Варченко не собирался давить его любой ценой. Этот сероглазый ферт был человек небесполезный, внушительный, и ежели бы привлечь его на свою сторону – на вторых, разумеется, ролях, – он мог помочь в осуществлении Плана, в строительстве той империи, которая рисовалась Варченке и на которую явно нацеливался Двубокий. Так они постепенно подобрали бы людей и сделали тут такой Великий Восток, что никаких масонов не надо.
Остромов опешил.
– Какие же цели может преследовать масон, кроме свободы и блага? – спросил он осторожно.
– Разнообразные, разнообразные, Борис Васильевич. Иной масон высоко метит, русских Англии запродать хочет. Иной попроще, дырку просверлить да и самому ушмыгнуть. А совсем простые любят деньги собирать с дураков да вещички антикварные, под предлогом реликвий. Всякие есть, у Бога всего много. Вот я и хочу понять – вы из каких же будете, Борис Васильевич?
Остромов резко поднялся.
– Милостивый государь, – сказал он спокойно, прикидывая: если драка – что ж, Варченко заплыл, но силен, во Владикавказе однажды с таким схватился по карточному делу и непременно побил бы, – сыроватость, одышка, – но тот вытащил нож, разняли. – Я не намерен выслушивать прямые оскорбления Лучезарной Дельты…
– Да сядьте вы, – сказал Варченко, махнув рукою. – Сядьте. Не надо тут устраивать… свои все. Вы же лучше меня все знаете, Борис Васильич, – а? Ну чего мы тут будем комедию ломать. Нет никакого масонства, Борис Васильич, нет и никогда не было.
Остромов сел и расхохотался.
– Что же вы сразу не сказали мне, милейший Александр Валерьевич, – проговорил он сквозь донельзя натуральный захлебывающийся смех, – что желаете испытать меня по сценарию девятой ступени? Я сразу сказал бы вам, что проходил это еще в Италии…
Варченко не принял нового тона и по-прежнему мрачным восточным божком сидел на диване, уперев кулаки в колена.
– Нет никакой девятой ступени, – тяжело дыша, словно и впрямь схватившись с Остромовым, произнес он. На лбу его выступили крупные капли. – Нет никакого сценария, никакого испытания, никакого Альпануса Гентского.
– Ну уж, ну уж, насчет Альпануса, – продолжал смеяться Остромов.
– Нет и не было! – возвысил голос Варченко. – Проспер Альпанус, Борис Васильевич, это из Гофмана, про крошку Цахеса, прозванием Циннобера. А про Альпануса Гентского вы сейчас выдумали, чтобы пыль в глаза пускать.
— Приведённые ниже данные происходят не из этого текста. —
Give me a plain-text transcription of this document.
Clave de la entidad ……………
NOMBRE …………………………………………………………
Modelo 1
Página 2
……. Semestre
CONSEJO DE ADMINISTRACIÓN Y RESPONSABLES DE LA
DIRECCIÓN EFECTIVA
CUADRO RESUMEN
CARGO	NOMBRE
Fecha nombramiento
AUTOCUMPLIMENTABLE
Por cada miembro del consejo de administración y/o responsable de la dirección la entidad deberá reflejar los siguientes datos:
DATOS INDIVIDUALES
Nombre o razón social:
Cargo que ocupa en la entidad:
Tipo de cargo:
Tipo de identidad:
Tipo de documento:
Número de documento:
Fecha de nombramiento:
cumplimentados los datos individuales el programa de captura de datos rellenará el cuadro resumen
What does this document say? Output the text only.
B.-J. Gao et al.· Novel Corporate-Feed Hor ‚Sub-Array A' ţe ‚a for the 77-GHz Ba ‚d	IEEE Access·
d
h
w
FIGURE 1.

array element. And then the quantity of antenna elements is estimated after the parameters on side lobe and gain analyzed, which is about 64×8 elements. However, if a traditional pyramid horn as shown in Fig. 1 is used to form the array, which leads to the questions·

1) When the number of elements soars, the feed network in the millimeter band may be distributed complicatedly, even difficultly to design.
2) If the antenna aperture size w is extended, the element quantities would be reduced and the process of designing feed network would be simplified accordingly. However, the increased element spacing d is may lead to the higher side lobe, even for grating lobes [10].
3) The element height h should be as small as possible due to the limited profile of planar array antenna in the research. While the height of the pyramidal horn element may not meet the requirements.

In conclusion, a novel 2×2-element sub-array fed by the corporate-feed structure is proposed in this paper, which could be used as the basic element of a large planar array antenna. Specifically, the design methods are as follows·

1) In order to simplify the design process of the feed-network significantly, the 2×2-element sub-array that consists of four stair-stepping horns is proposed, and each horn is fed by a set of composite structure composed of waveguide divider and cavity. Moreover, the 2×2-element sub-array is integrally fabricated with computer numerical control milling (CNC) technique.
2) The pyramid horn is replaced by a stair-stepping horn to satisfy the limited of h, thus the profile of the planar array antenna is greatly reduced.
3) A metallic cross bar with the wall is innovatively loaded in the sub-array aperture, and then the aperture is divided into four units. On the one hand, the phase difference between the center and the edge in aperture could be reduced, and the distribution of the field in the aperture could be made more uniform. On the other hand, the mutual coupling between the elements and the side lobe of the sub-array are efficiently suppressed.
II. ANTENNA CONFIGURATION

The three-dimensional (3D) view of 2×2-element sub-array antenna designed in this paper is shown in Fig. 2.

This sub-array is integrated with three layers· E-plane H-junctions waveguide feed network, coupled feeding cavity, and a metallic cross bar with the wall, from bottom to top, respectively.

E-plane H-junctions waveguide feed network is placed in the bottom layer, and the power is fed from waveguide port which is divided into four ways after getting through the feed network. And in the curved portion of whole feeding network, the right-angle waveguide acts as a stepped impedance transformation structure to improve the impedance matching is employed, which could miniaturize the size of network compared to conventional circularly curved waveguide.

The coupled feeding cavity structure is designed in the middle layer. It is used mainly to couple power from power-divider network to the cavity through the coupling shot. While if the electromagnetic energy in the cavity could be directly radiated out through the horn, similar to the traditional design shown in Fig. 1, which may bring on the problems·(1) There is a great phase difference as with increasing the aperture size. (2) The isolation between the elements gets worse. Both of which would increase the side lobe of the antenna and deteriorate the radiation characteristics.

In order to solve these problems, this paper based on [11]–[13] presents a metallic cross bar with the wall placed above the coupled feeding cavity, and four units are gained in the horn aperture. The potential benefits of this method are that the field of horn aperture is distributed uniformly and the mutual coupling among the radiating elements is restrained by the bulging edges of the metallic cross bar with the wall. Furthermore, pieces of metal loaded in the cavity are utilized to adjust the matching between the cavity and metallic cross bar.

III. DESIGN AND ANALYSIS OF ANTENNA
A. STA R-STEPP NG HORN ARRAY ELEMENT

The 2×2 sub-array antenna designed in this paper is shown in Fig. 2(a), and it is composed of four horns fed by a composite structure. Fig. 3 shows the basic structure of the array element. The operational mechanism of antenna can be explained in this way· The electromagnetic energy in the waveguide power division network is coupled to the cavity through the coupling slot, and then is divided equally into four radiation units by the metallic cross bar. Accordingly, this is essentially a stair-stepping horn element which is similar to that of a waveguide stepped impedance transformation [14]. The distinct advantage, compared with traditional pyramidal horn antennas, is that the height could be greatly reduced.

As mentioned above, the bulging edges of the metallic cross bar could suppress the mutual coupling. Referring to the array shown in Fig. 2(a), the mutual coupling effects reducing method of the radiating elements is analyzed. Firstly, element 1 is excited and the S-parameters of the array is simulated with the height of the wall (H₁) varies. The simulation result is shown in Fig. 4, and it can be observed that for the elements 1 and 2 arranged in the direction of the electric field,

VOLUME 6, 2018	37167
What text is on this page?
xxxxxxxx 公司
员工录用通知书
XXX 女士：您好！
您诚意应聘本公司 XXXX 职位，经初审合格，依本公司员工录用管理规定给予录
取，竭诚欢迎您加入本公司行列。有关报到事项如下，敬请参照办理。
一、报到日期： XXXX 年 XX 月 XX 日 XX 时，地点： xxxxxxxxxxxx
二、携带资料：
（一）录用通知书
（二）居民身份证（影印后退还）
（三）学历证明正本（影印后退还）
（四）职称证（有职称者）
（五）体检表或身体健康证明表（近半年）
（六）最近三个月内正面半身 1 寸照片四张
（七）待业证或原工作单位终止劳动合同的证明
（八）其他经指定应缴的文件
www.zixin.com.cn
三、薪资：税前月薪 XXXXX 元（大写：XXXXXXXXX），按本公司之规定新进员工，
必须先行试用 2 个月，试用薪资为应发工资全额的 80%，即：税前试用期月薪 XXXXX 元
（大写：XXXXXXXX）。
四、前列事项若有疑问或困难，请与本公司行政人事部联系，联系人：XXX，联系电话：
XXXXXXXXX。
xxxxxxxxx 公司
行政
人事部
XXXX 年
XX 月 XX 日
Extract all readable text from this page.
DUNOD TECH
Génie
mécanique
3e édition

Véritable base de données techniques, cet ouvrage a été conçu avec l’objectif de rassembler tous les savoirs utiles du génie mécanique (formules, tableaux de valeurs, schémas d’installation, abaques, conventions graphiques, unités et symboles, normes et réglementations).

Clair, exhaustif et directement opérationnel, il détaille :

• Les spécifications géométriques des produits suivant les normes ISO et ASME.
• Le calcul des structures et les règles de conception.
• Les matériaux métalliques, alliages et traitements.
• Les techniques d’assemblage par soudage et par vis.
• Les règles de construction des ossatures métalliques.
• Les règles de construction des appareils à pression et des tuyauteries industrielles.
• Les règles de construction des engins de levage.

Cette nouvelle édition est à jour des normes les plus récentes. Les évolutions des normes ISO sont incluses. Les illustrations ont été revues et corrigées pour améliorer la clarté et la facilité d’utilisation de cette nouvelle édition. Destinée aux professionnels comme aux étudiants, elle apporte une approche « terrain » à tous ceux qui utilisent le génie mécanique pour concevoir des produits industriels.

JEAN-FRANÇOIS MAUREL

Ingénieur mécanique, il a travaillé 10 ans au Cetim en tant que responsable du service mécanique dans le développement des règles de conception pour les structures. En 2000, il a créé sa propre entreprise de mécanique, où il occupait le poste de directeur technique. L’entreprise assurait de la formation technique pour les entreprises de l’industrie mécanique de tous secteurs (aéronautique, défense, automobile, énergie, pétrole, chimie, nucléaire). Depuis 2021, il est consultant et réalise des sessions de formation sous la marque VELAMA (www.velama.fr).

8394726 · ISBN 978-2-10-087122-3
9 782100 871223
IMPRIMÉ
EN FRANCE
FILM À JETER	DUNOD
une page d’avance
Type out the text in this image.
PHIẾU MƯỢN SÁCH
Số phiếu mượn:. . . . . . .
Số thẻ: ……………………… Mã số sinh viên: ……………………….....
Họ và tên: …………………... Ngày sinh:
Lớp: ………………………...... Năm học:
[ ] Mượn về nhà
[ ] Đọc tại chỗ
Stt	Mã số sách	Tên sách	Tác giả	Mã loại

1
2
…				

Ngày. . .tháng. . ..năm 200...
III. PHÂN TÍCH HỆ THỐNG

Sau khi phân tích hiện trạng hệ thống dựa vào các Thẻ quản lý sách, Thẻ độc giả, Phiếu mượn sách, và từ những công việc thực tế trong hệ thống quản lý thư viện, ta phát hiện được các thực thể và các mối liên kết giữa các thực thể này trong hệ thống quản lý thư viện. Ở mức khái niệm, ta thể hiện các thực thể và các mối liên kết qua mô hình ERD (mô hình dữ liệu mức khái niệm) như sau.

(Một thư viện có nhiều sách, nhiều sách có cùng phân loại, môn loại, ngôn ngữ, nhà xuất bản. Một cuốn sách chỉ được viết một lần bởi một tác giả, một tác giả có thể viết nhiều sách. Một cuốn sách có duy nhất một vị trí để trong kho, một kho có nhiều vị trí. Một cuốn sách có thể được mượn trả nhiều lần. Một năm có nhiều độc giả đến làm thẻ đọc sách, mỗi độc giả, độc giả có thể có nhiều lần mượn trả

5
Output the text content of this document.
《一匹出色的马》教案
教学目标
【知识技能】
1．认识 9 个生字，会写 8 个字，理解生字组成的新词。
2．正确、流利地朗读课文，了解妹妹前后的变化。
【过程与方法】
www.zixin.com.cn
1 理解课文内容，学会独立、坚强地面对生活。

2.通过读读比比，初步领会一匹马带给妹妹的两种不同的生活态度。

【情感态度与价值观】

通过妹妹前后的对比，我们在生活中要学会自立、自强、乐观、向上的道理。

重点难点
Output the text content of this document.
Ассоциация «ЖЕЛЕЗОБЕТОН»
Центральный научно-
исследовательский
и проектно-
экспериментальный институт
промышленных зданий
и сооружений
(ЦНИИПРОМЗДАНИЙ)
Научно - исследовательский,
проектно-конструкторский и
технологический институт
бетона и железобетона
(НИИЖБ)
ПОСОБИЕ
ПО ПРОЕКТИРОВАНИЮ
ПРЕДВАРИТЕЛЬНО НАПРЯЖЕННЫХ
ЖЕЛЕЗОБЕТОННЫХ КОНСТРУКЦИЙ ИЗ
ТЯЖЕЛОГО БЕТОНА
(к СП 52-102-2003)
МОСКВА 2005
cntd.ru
– Так ведь это как взглянуть, Александр Валерьевич. – Остромов отсмеялся и блаженно выдохнул. – Это с какой точки посмотреть. С вашей – его нет и никогда не было, но то, что сказал мастер, обладает перформативной силой. Скажешь – и станет.
– Да-да, – кивнул Варченко. – Большой ложкой ели. Все масонство ваше, Борис Васильевич, – это собрались несколько сотен умных, как им кажется, людей и выдумали погремушку. Они друг другу этой погремушкой гремят, что, дескать, свои, и для своих всё, а чужим вот. – Он сложил дулю. – И так оно и делается, и вся демократия. А кто не свои – тот в лепешку разбейся, будь семи пядей во лбу, все равно ходишь в ярме. И вот я думаю, Борис Васильевич: ежели вы игрок – так я с вами, извольте, поиграю и даже позову в стоящее дело. А ежели вы все это всерьез – насчет посвященных, остепененных и всякой Италии, – то я вас вот так, – и Барченко сжатым кулаком с силой ударил себя по колену.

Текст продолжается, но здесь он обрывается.